HBO Max presents Chernobyl

Raining ash in my borscht!

Reviewed by: Alicia Glass
Published on: February 22, 2022
https://www.imdb.com/title/tt7366338/?ref_=nv_sr_srsg_0 (URL is not moviemoxie.net)
Available on: HBO Max
Content release date: 2019-05-06

Reviewed by Alicia Glass

Brought to you by the excellent film-makers at HBO, Chernobyl tells the story of one of the worst man-made disasters in history, the explosion of the U.S.S.R. nuclear power plant Chernobyl, and its lasting consequences.

The show opens with the dictation of honest memoirs about what truly happened at Chernobyl from the main man who would have cause to know, Russian scientist Valery Legasov (Jared Harris), and his absolute need for secrecy to keep these tapes out of the hands of the KGB. After ensuring his dubious legacy, Legasov determinedly decides his own fate, to not die in the black cellars of a KGB gulag, or shedding skin and hair and wasting away from the results of seeing Chernobyl up close and personal, but rather the last gasp at the end of a rope that he himself tied. Despite his numerous faults and moments of cowardice, the show portrays Legasov as a man of sheer determination to get his point across when the situation warrants it.

Soviet politician Boris Shcherbina (Stellan Skarsgard) is elected by others to head the cleanup of the Chernobyl disaster, and from the beginning, he and Legasov clash. The propaganda machine is in full swing and Boris has been seriously misinformed as to the extent of the damage of the nuclear power plant and the subsequent necessary cleanups involved for literally years afterward. As Legasov stubbornly stays the course in what is absolutely needed to prevent further destruction, he and Boris begin to develop a mutual if grudging respect for each-other.

Though the explosion of the nuclear power plant already happened, other catastrophes are brewing inside the shell of Chernobyl, even while rescue workers and firefighters attempt to save anyone left. The protective clothing the firefighters wore while sloshing through the power plant is soaked in radioactivity and tossed into an empty room of the plant where it remains too toxic to touch, even to this very day. The poor scientists and regulators of the night shift-change caught in the meltdown, those not immediately immolated in the initial carnage, are taken to hospice where they themselves have a private meltdown, of their own poor bodies.

A few hundred miles away, nuclear scientist Ulana Khomyuk (Emily Watson) gets wind of the catastrophe of Chernobyl and surges determinedly forward to find out the truth behind what led to the original explosion. Despite strenuous objections to her gender, mental acuity and political savvy, and really any involvement at all, Khomyuk determinedly pushes herself into harms way repeatedly, to get to the buried, sometimes literally, truth. Even armed with the terrible reality behind the Chernobyl explosion doesn’t prevent Khomyuk from getting hounded by the KGB, but the shadowy Russian equivalent of the CIA won’t stop her from getting the facts to Boris and Legasov for dissemination.
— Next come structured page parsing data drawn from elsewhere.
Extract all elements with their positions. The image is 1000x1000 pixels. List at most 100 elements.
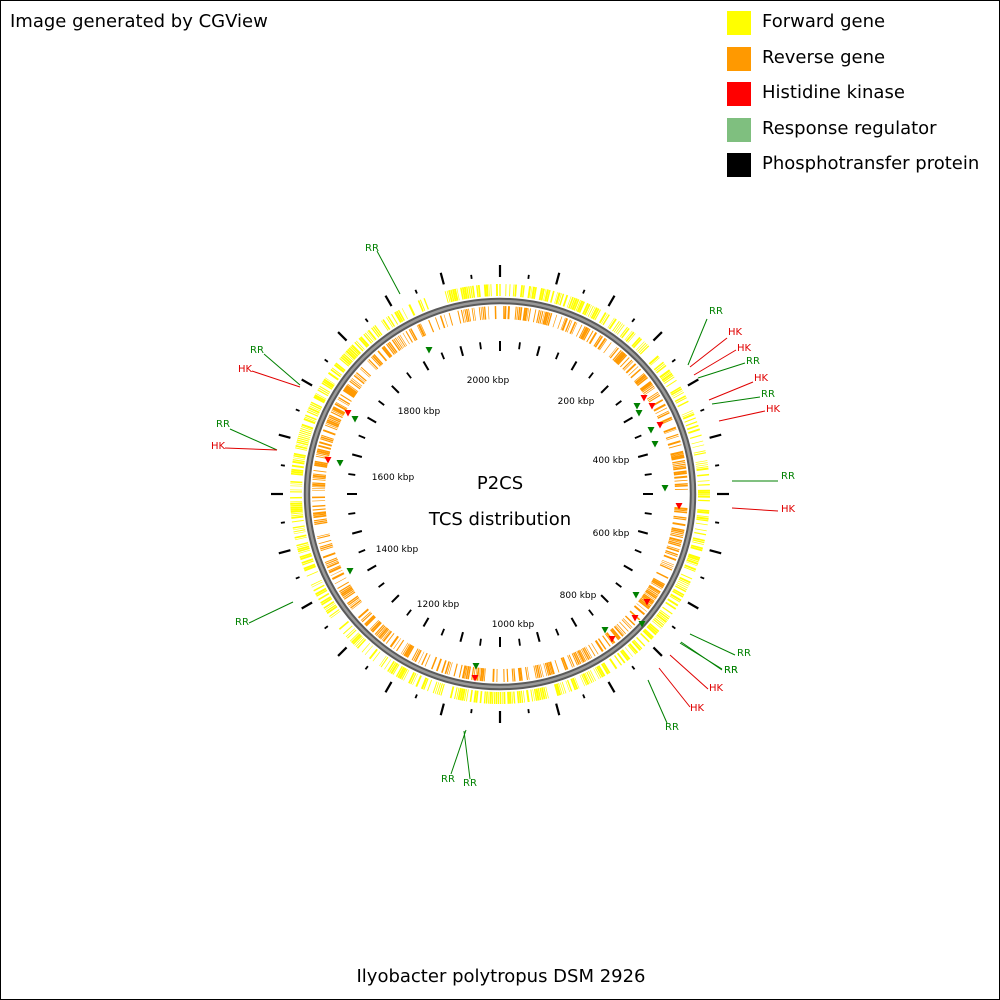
hk-marker-icon	[324, 457, 332, 464]
forward-gene-mark	[348, 347, 359, 357]
reverse-gene-mark	[320, 436, 334, 442]
reverse-gene-mark	[331, 572, 345, 580]
forward-gene-mark	[315, 393, 327, 400]
forward-gene-mark	[530, 689, 534, 702]
forward-gene-mark	[642, 629, 653, 640]
reverse-gene-mark	[665, 433, 679, 440]
forward-gene-mark	[300, 427, 313, 433]
forward-gene-mark	[298, 433, 311, 438]
ruler-tick	[518, 342, 521, 350]
reverse-gene-mark	[441, 660, 447, 674]
forward-gene-mark	[546, 289, 551, 302]
reverse-gene-mark	[326, 419, 340, 426]
phosphotransfer-protein-swatch-icon	[727, 153, 751, 177]
reverse-gene-mark	[312, 486, 326, 488]
forward-gene-mark	[300, 554, 313, 561]
forward-gene-mark	[327, 371, 339, 381]
reverse-gene-mark	[320, 544, 333, 550]
forward-gene-mark	[676, 582, 688, 589]
forward-gene-mark	[686, 559, 699, 565]
reverse-gene-mark	[355, 372, 367, 382]
outer-tick	[582, 694, 586, 699]
forward-gene-mark	[657, 612, 668, 621]
ruler-tick-label: 800 kbp	[560, 591, 597, 601]
forward-gene-mark	[518, 690, 522, 704]
reverse-gene-mark	[671, 527, 685, 532]
forward-gene-mark	[533, 688, 538, 701]
reverse-gene-mark	[414, 649, 422, 663]
ruler-tick	[600, 385, 609, 394]
reverse-gene-mark	[312, 474, 326, 478]
forward-gene-mark	[408, 672, 415, 684]
reverse-gene-mark	[312, 479, 326, 481]
forward-gene-mark	[412, 673, 418, 686]
reverse-gene-mark	[476, 667, 480, 681]
reverse-gene-mark	[320, 546, 334, 552]
reverse-gene-mark	[471, 308, 475, 322]
forward-gene-mark	[292, 525, 305, 529]
reverse-gene-mark	[327, 417, 340, 425]
reverse-gene-mark	[483, 306, 487, 320]
reverse-gene-mark	[653, 577, 666, 586]
forward-gene-mark	[371, 327, 380, 338]
reverse-gene-mark	[405, 330, 413, 343]
reverse-gene-mark	[672, 459, 686, 464]
reverse-gene-mark	[361, 612, 373, 623]
ruler-tick	[391, 385, 400, 394]
reverse-gene-mark	[332, 406, 346, 414]
forward-gene-mark	[395, 665, 403, 678]
forward-gene-mark	[675, 397, 687, 404]
forward-gene-mark	[309, 405, 321, 412]
hk-marker-icon	[471, 675, 479, 682]
reverse-gene-mark	[312, 511, 327, 515]
forward-gene-mark	[335, 362, 346, 372]
outer-tick	[470, 274, 473, 279]
ruler-tick	[536, 631, 541, 643]
callout-line	[687, 318, 708, 366]
forward-gene-mark	[304, 416, 316, 422]
forward-gene-mark	[415, 675, 422, 687]
forward-gene-mark	[367, 329, 377, 341]
reverse-gene-mark	[324, 557, 338, 564]
forward-gene-mark	[697, 509, 710, 512]
forward-gene-mark	[694, 528, 707, 532]
forward-gene-mark	[399, 667, 407, 680]
outer-tick	[700, 576, 705, 580]
outer-tick	[439, 272, 445, 285]
forward-gene-mark	[535, 688, 540, 701]
ruler-tick	[351, 530, 363, 535]
reverse-gene-mark	[673, 470, 687, 474]
reverse-gene-mark	[574, 651, 582, 665]
reverse-gene-mark	[465, 666, 470, 680]
reverse-gene-mark	[345, 384, 358, 394]
forward-gene-mark	[358, 337, 368, 348]
forward-gene-mark	[323, 378, 335, 387]
ruler-tick-label: 1000 kbp	[492, 620, 535, 630]
reverse-gene-mark	[340, 585, 352, 594]
reverse-gene-mark	[612, 349, 622, 361]
callout-line	[450, 729, 467, 775]
reverse-gene-mark	[602, 635, 611, 647]
reverse-gene-mark	[549, 661, 555, 675]
reverse-gene-mark	[667, 545, 680, 551]
forward-gene-mark	[296, 544, 309, 549]
forward-gene-mark	[453, 288, 459, 301]
forward-gene-mark	[313, 395, 325, 404]
outer-tick	[582, 289, 586, 294]
reverse-gene-mark	[625, 363, 637, 374]
callout-label: HK	[690, 703, 705, 714]
forward-gene-mark	[692, 539, 705, 544]
callout-label: RR	[709, 306, 723, 317]
forward-gene-mark	[352, 634, 363, 645]
forward-gene-mark	[317, 389, 329, 397]
forward-gene-mark	[420, 677, 428, 690]
forward-gene-mark	[555, 683, 562, 696]
forward-gene-mark	[483, 691, 486, 704]
forward-gene-mark	[696, 464, 708, 467]
rr-marker-icon	[601, 627, 609, 634]
ruler-tick	[637, 530, 649, 535]
rr-marker-icon	[351, 416, 359, 423]
legend-label: Response regulator	[762, 117, 937, 139]
reverse-gene-mark	[349, 598, 361, 607]
ruler-tick	[600, 594, 609, 603]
The ending credit tie-ups that reveal the real legacy of what happened to these key players after Chernobyl dropped a massive surprise for the character of Khomyuk – she isn’t actually a real person, but rather an amalgamated role for all the lesser people – scientists, mathematicians, laborers, many of whom were women – who put their whole heart and mind into solving the disaster of Chernobyl and its after-effects, but never received any recognition for it.

Fraught with human foibles and arrogance, yet balanced on the other end with determination and hope in the face of increasing adversity and communist red tape, Chernobyl gives us fascinating new insights into a historical disaster, serving as a clear warning to never dare such mistakes again.